Some girls send naked photos of themselves or bare themselves through “VC-ing” or video chatting. They do so because many believe that the photos will not be shared – “he promised.” Many teens are also more forward about asking for sex. It’s easier (and safter) to solicit sex from a girl behind a computer screen or cell phone than when you’re right in front of her, and teens are getting used to this. In fact, many teens begin their relationship, whether sexually involved or not, through texting. Texting can be harmful because teens tend to feel safer sharing more information over a Smartphone. On the other hand, texting can be beneficial to some teens because it allows them more time to get to know each other before deciding to meet someone in person.
“There was this guy I used to like in one of my classes. I didn’t think he liked me ‘cause it was like he ignored me most of the time. Then I got a text from him; so we texted for a while. He said he saw me around and that he liked me. It didn’t go too far with him. He was boring. He didn’t make me laugh. He was too pushy, and he was too full of himself.”
– Emma, 15, Chicago, Illinois
I asked Emma if she and this guy ever talked on the phone. She gave me the “deer in the headlight” look, “What do you mean?” Needless to say, the way flirtation looks like these days has drastically changed and it continues to change at a rapid pace. Even more so, teens take this further by first spending hours checking out each other’s online profiles. Social media profiles are where a lot of teens get their information about their peers and this new generation is deciding whether or not to hook up with someone based on what they find online. Scanning profiles makes it easier for them to get to know each other’s interests without having to ask. Many teens I spoke to said they’ll “stalk” a cute boy’s profile and then stalk the girls the boys find attractive.

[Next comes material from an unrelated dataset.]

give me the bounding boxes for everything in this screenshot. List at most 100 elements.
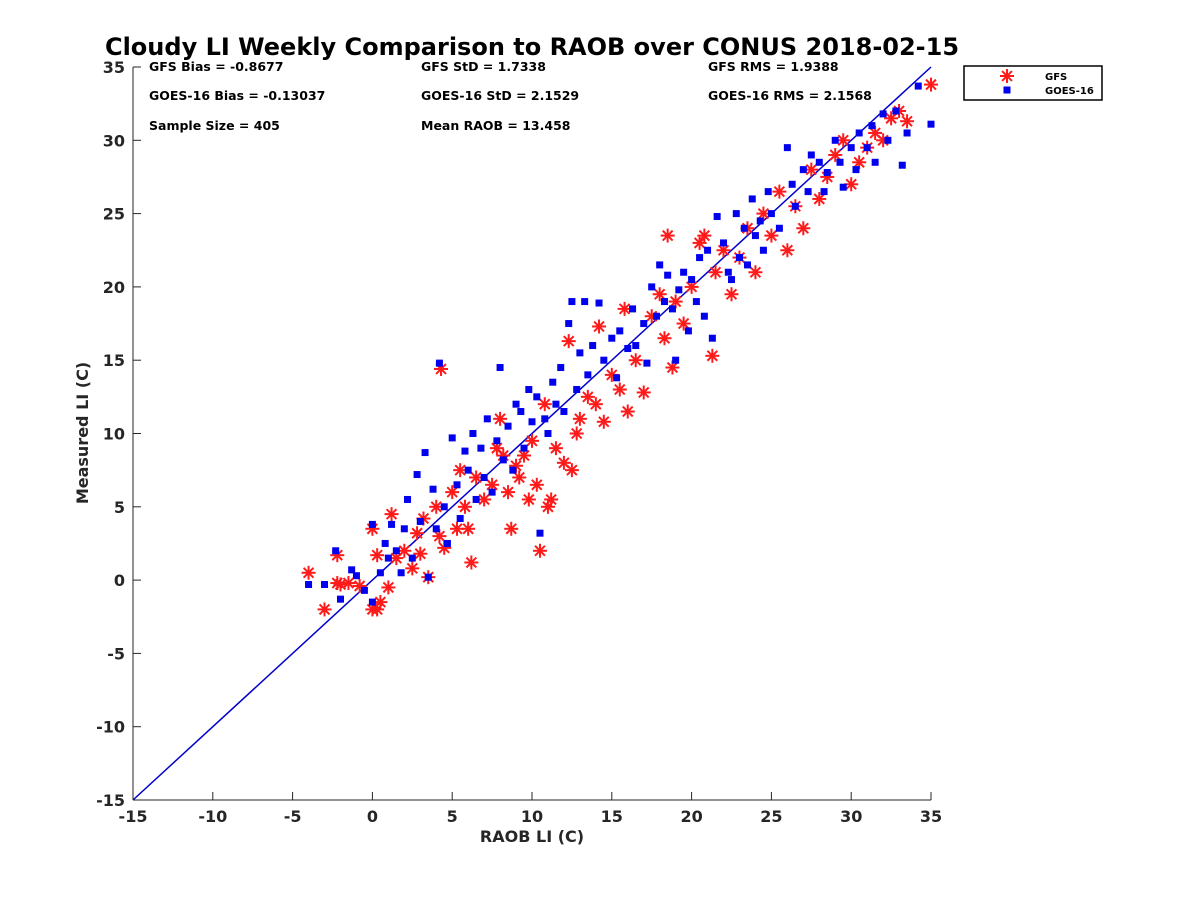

When it comes to social media and dating for today’s teens, it appears the more (online) information the better. What’s alarming to me is that many teens seem to be basing some of their romantic/sexual decisions on what they’re being presented through various online networks. They’re perceiving interests through Facebook likes, competing with each other for attention and comparing themselves to each other. Many teens are also experiencing difficulty letting go of an ex. In the same manner as adults, they’re tempted to continue to stalk their ex’s movements post break-up. Teens will follow their ex’s through several different networks and when blocked and some will even go so far as to stalk them through fake profiles.
Social media is causing many teens anxiety. Online interactions can be as confusing to them as they are for adults – if not more so. Not being followed on Twitter or liked on Facebook for many teens translates into rejection. Feeling rejected is painful. Instead of allowing themselves time to process or cope with their feelings in order to move on, many teens will move on in other artificial ways: they’ll focus on someone else online.